4. Have a detailed plan about what to do in the event of a data breach
Plans about how to respond to suspicious activity (which, of course, you will be monitoring as per step 1 above) should be built in to your day to day IT policies. Set up real time alerts which enable you to identify threats straight away and then have a plan that you can quickly put into action to protect sensitive information – for instance, shutting down some parts of the system or getting a resident IT professional right to work on creating barriers for hackers. Integrate prevention and response strategies into your day to day operations, for instance by informing employees about attempted data breaches so that they can change their passwords instantly. Be aware of your legal obligations when it comes to reporting attempted breaches: remember, if you take no action to repair or report a breach you can become liable for penalties. And, if an attempted breach does occur, make it part of your policy to analyse the breach to help you to be stronger against the next attack.

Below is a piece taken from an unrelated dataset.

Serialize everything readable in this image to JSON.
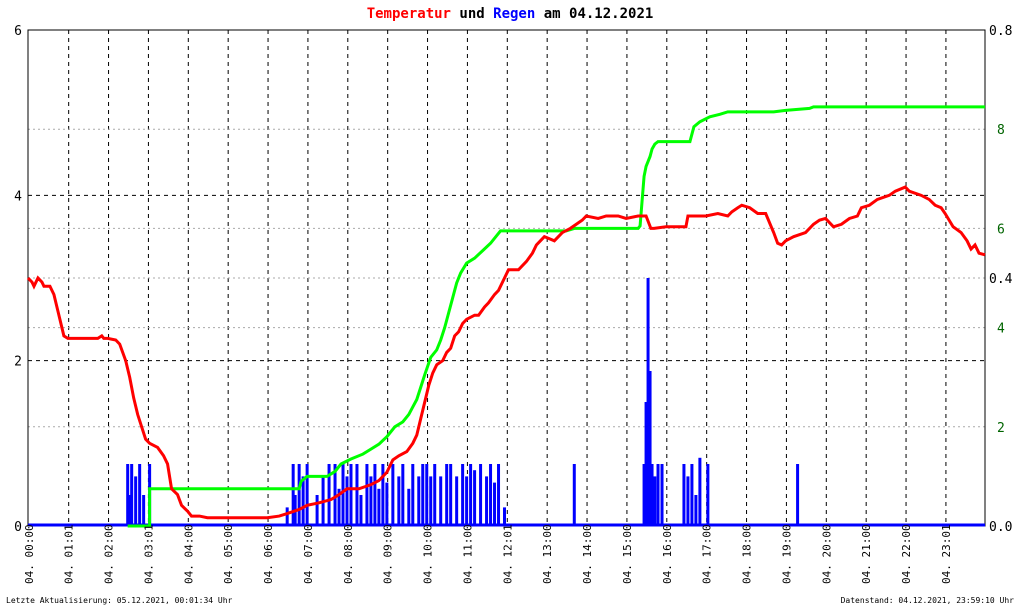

5. Be smart about who you hire
Hiring an IT professional (or a team of professionals) to keep your IT infrastructure safe is a very good idea. Think of this additional hire as an investment rather than a loss of money! After all, the average cost of a single data breach last year was over £100, 000 for a UK company. Do not just look close to home, either: tap in to the global talent pool to ensure that you hire the perfect person for the job. Many security professionals can work remotely for much of the time (though there are definite benefits to having an in house professional keeping an eye on your IT security) so you could even hire a team that involves someone in a different city or country if needs be. Find out who the best qualified security professionals are and offer them an attractive post to tempt them over to your company. As well as this, it is important to include some elements of IT security training for all of your staff – not just those people whose job it will be to protect your IT infrastructure. If any potential new employee comes to you and you see that they have experience or qualifications that relate to cyber security, then that should definitely figure as a huge positive for your company! Hiring a dedicated person, or group of people, to deal with your company’s cyber security, moreover, is very good for business. It shows the world that you care a lot about keeping all of your customers’ and also any business partners’ data safe and secure at all times.